Cube workflow service
This service SHOULD embed the cube production software (Cube production software) into the GBIF occurrence download service (GBIF Secretariat 2023a), allowing users to search for occurrences of interest and download/deposit these as a cube following their specification.
-
The service MUST allow users to search and filter for occurrences of interest. Note that the GBIF occurrence search (GBIF Secretariat 2023b) already provides this functionality.
- The service MAY allow users to exclude unwanted occurrences (e.g. occurrences that were flagged).
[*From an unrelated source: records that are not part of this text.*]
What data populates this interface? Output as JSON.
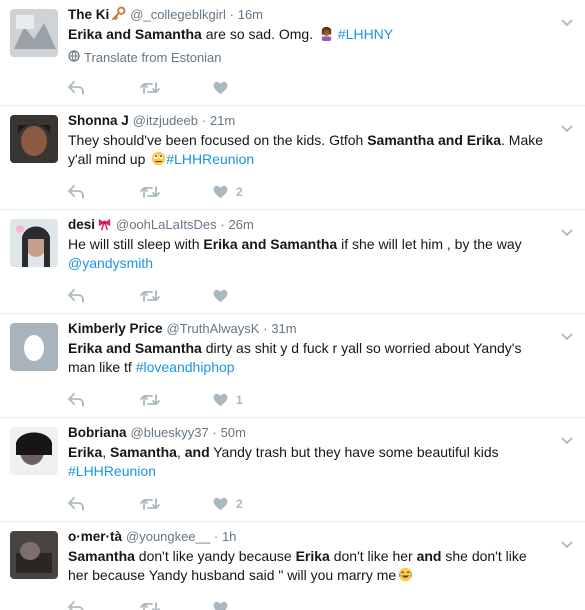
{
  "colors": {
    "link": "#1b95e0",
    "muted": "#657786",
    "action": "#aab8c2",
    "divider": "#e6ecf0"
  },
  "tweets": [
    {
      "name": "The Ki",
      "name_emoji": "key-emoji",
      "handle": "@_collegeblkgirl",
      "sep": "·",
      "time": "16m",
      "text_parts": [
        {
          "t": "Erika and Samantha",
          "b": true
        },
        {
          "t": " are so sad. Omg. "
        },
        {
          "t": "",
          "emoji": "woman-facepalming-emoji"
        },
        {
          "t": " "
        },
        {
          "t": "#LHHNY",
          "link": true
        }
      ],
      "translate": "Translate from Estonian",
      "likes": ""
    },
    {
      "name": "Shonna J",
      "handle": "@itzjudeeb",
      "sep": "·",
      "time": "21m",
      "text_parts": [
        {
          "t": "They should've been focused on the kids. Gtfoh "
        },
        {
          "t": "Samantha and Erika",
          "b": true
        },
        {
          "t": ". Make y'all mind up "
        },
        {
          "t": "",
          "emoji": "rolling-eyes-emoji"
        },
        {
          "t": "#LHHReunion",
          "link": true
        }
      ],
      "likes": "2"
    },
    {
      "name": "desi",
      "name_emoji": "ribbon-emoji",
      "handle": "@oohLaLaItsDes",
      "sep": "·",
      "time": "26m",
      "text_parts": [
        {
          "t": "He will still sleep with "
        },
        {
          "t": "Erika and Samantha",
          "b": true
        },
        {
          "t": " if she will let him , by the way "
        },
        {
          "t": "@yandysmith",
          "link": true
        }
      ],
      "likes": ""
    },
    {
      "name": "Kimberly Price",
      "handle": "@TruthAlwaysK",
      "sep": "·",
      "time": "31m",
      "text_parts": [
        {
          "t": "Erika and Samantha",
          "b": true
        },
        {
          "t": " dirty as shit y d fuck r yall so worried about Yandy's man like tf "
        },
        {
          "t": "#loveandhiphop",
          "link": true
        }
      ],
      "likes": "1"
    },
    {
      "name": "Bobriana",
      "handle": "@blueskyy37",
      "sep": "·",
      "time": "50m",
      "text_parts": [
        {
          "t": "Erika",
          "b": true
        },
        {
          "t": ", "
        },
        {
          "t": "Samantha",
          "b": true
        },
        {
          "t": ", "
        },
        {
          "t": "and",
          "b": true
        },
        {
          "t": " Yandy trash but they have some beautiful kids "
        },
        {
          "t": "#LHHReunion",
          "link": true
        }
      ],
      "likes": "2"
    },
    {
      "name": "o·mer·tà",
      "handle": "@youngkee__",
      "sep": "·",
      "time": "1h",
      "text_parts": [
        {
          "t": "Samantha",
          "b": true
        },
        {
          "t": " don't like yandy because "
        },
        {
          "t": "Erika",
          "b": true
        },
        {
          "t": " don't like her "
        },
        {
          "t": "and",
          "b": true
        },
        {
          "t": " she don't like her because Yandy husband said \" will you marry me"
        },
        {
          "t": "",
          "emoji": "tears-of-joy-emoji"
        }
      ],
      "likes": ""
    }
  ]
}
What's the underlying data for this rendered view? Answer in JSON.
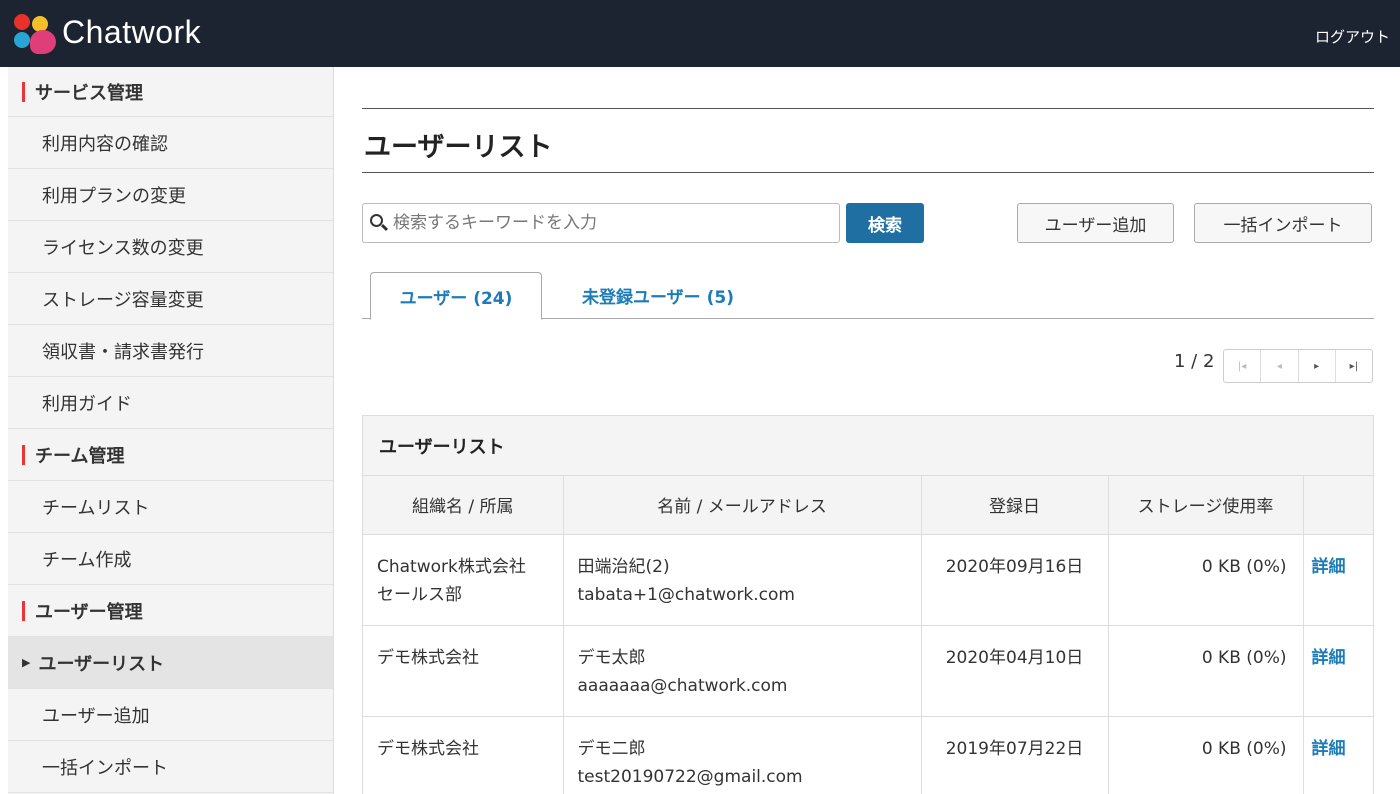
{
  "header": {
    "brand": "Chatwork",
    "logout": "ログアウト"
  },
  "sidebar": {
    "sections": [
      {
        "title": "サービス管理",
        "items": [
          "利用内容の確認",
          "利用プランの変更",
          "ライセンス数の変更",
          "ストレージ容量変更",
          "領収書・請求書発行",
          "利用ガイド"
        ]
      },
      {
        "title": "チーム管理",
        "items": [
          "チームリスト",
          "チーム作成"
        ]
      },
      {
        "title": "ユーザー管理",
        "items": [
          "ユーザーリスト",
          "ユーザー追加",
          "一括インポート"
        ]
      }
    ],
    "active_item": "ユーザーリスト"
  },
  "main": {
    "title": "ユーザーリスト",
    "search": {
      "placeholder": "検索するキーワードを入力",
      "value": "",
      "button": "検索"
    },
    "add_user_button": "ユーザー追加",
    "bulk_import_button": "一括インポート",
    "tabs": [
      {
        "label": "ユーザー (24)",
        "active": true
      },
      {
        "label": "未登録ユーザー (5)",
        "active": false
      }
    ],
    "pagination": {
      "label": "1 / 2",
      "first": "|◂",
      "prev": "◂",
      "next": "▸",
      "last": "▸|"
    },
    "panel": {
      "title": "ユーザーリスト",
      "columns": [
        "組織名 / 所属",
        "名前 / メールアドレス",
        "登録日",
        "ストレージ使用率",
        ""
      ],
      "rows": [
        {
          "org": "Chatwork株式会社",
          "dept": "セールス部",
          "name": "田端治紀(2)",
          "email": "tabata+1@chatwork.com",
          "date": "2020年09月16日",
          "storage": "0 KB (0%)",
          "detail": "詳細"
        },
        {
          "org": "デモ株式会社",
          "dept": "",
          "name": "デモ太郎",
          "email": "aaaaaaa@chatwork.com",
          "date": "2020年04月10日",
          "storage": "0 KB (0%)",
          "detail": "詳細"
        },
        {
          "org": "デモ株式会社",
          "dept": "",
          "name": "デモ二郎",
          "email": "test20190722@gmail.com",
          "date": "2019年07月22日",
          "storage": "0 KB (0%)",
          "detail": "詳細"
        }
      ]
    }
  },
  "colors": {
    "topbar": "#1c2431",
    "accent": "#1f6fa3",
    "link": "#1c7cb8",
    "section_mark": "#e33333"
  }
}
Note that the GBIF occurrence search (GBIF Secretariat 2023b) already provides this functionality through its API, but not at www.gbif.org.
- This MAY be implemented as a NOT filter.
- The service MUST allow users to define the dimensions of the cube (see Dimensions):
- The user MUST be able to select what dimensions (controlled list) to include.
- The user MUST be able to select what category/categories (controlled list) to use for each dimension.
- The user MUST be able to select what reference grid (controlled list, see Table 5) and grid assignment method (controlled list, see Table 4) to use for the spatial dimension.
- The user MAY be able to select a default coordinate uncertainty for occurrences that do not have this information.
- The user MAY be able to select the seed for random grid assignment.
- The service MAY provide information on the cardinality of the selected options, so users have an idea of the number of rows that will be returned in the cube (e.g. year to day
likely to increase the number of rows 360 times
).
- The service MAY allow users to define the measures included in the cube (see Measures).
- Alternatively, the service MAY return the same measures for all cubes.
- The service SHOULD allow users to define the output format of the cube (see Format and Table 9).
- Alternatively, the service MAY use the same output format for all cubes, but MUST offer the possibility to create different distributions of a deposited cube in other formats.
- The service SHOULD allow users to define a destination where the cube is deposited (see Findability and storage and Table 10).
- Alternatively, the service MAY use the same destination to deposit all cubes, but MUST offer the possibility to copy a deposited cube to other destinations.
-
Sufficient technical documentation MUST be provided for users to understand and use the service.
-
The service MUST be provided as a REST API and SHOULD be integrated as part of the GBIF occurrence download service (GBIF Secretariat 2023a).
- Interfaces to GBIF occurrence download API SHOULD be updated to incorporate the new functionality:
- The graphical user interface at https://www.gbif.org MUST be updated.
- The R package rgbif (Chamberlain et al. 2023a) SHOULD be updated.
- The Python package pygbif (Chamberlain et al. 2023b) MAY be updated.